Whole Foods sparked backlash after partnering with an Asian restaurant called “Yellow Fever” that critics called “racist and unappetizing.”
On April 25, Whole Foods announced on Twitter that a Yellow Fever location had opened for business inside its Whole Food 365 store in Long Beach, California.
The grocery chain does not own the restaurant, which is operated by an independent franchise with two other locations in the Golden State, SF Gate reports.
"Already ready for lunch? #YellowFeverEats has you covered with fresh, customized bowls at our brand-new #LongBeach365 location - now open!" Whole Foods 360 tweeted, sending the Twitterverse into a frenzy over the controversial name.
“Yellow Fever for an Asian restaurant? That's both unappetizing and racist,” one critic said.
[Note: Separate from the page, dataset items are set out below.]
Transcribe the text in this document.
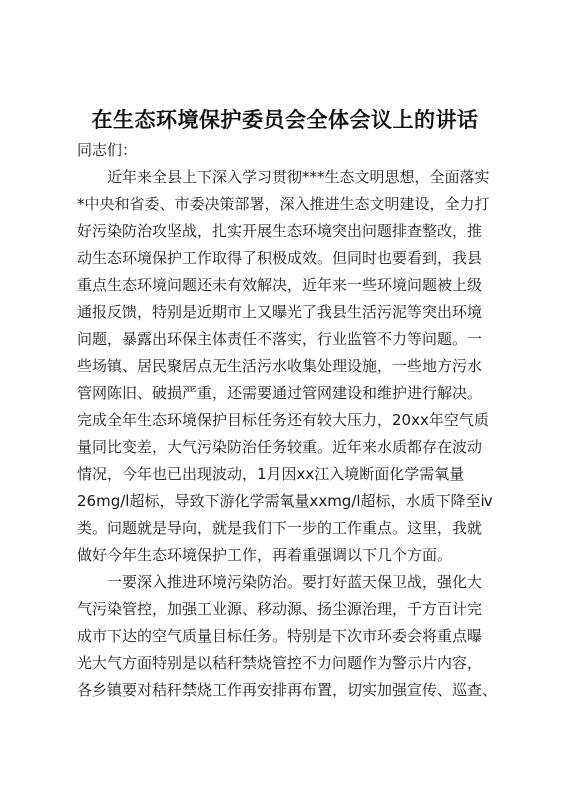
在生态环境保护委员会全体会议上的讲话
同志们：
近年来全县上下深入学习贯彻***生态文明思想，全面落实
*中央和省委、市委决策部署，深入推进生态文明建设，全力打
好污染防治攻坚战，扎实开展生态环境突出问题排查整改，推
动生态环境保护工作取得了积极成效。但同时也要看到，我县
重点生态环境问题还未有效解决，近年来一些环境问题被上级
通报反馈，特别是近期市上又曝光了我县生活污泥等突出环境
问题，暴露出环保主体责任不落实，行业监管不力等问题。一
些场镇、居民聚居点无生活污水收集处理设施，一些地方污水
管网陈旧、破损严重，还需要通过管网建设和维护进行解决。
完成全年生态环境保护目标任务还有较大压力，20xx年空气质
量同比变差，大气污染防治任务较重。近年来水质都存在波动
情况，今年也已出现波动，1月因xx江入境断面化学需氧量
26mg/l超标，导致下游化学需氧量xxmg/l超标，水质下降至ⅳ
类。问题就是导向，就是我们下一步的工作重点。这里，我就
做好今年生态环境保护工作，再着重强调以下几个方面。
一要深入推进环境污染防治。要打好蓝天保卫战，强化大
气污染管控，加强工业源、移动源、扬尘源治理，千方百计完
成市下达的空气质量目标任务。特别是下次市环委会将重点曝
光大气方面特别是以秸秆禁烧管控不力问题作为警示片内容，
各乡镇要对秸秆禁烧工作再安排再布置，切实加强宣传、巡查、
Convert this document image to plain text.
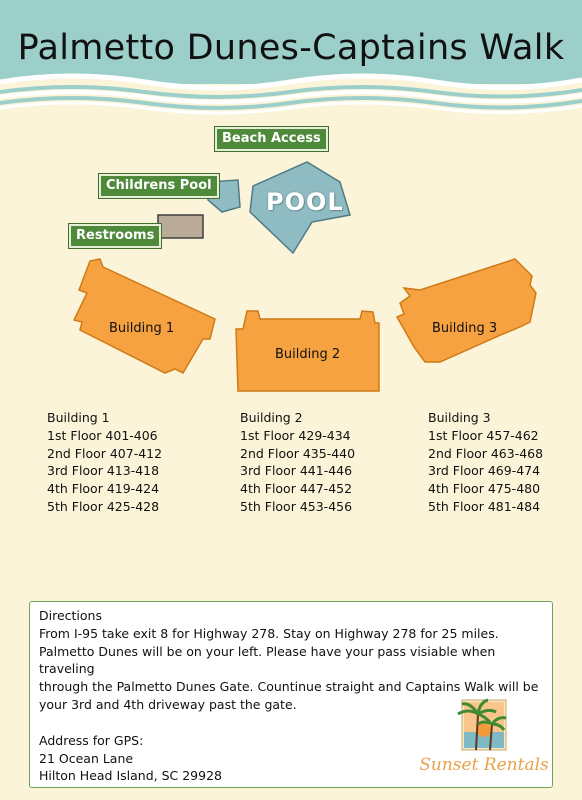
Palmetto Dunes-Captains Walk
POOL
Beach Access
Childrens Pool
Restrooms
Building 1
Building 2
Building 3
Building 1
1st Floor 401-406
2nd Floor 407-412
3rd Floor 413-418
4th Floor 419-424
5th Floor 425-428
Building 2
1st Floor 429-434
2nd Floor 435-440
3rd Floor 441-446
4th Floor 447-452
5th Floor 453-456
Building 3
1st Floor 457-462
2nd Floor 463-468
3rd Floor 469-474
4th Floor 475-480
5th Floor 481-484
Directions
From I-95 take exit 8 for Highway 278. Stay on Highway 278 for 25 miles.
Palmetto Dunes will be on your left. Please have your pass visiable when traveling
through the Palmetto Dunes Gate. Countinue straight and Captains Walk will be
your 3rd and 4th driveway past the gate.
Address for GPS:
21 Ocean Lane
Hilton Head Island, SC 29928
Sunset Rentals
“Super cool that no one in your company, from concept to construction to this tweet, saw nothing wrong with this,” another detractor agreed.
“I love associating the word "fever" with my lunch. Give me the shrimp pneumonia with extra sriracha,” another quipped.
“When we finally came up with the concept, all the names we thought of just plain sucked. Buzzwords like ‘traditional’, ‘bamboo’, ‘lotus’, and ‘golden’ weren’t memorable,” the restaurant's co-founder Kelly Kim told Next Shark in 2017. “One night, we just said ‘Yellow Fever!’ and it worked. It’s tongue-in-cheek, kind of shocking, and it’s not exclusive — you can fit all Asian cultures under one roof with a name like this.”
“We just decided to go for it,” she added.
The chain's two locations in Torrance and Venice tout themselves on serving “Asian bowls for your soul," according to their website.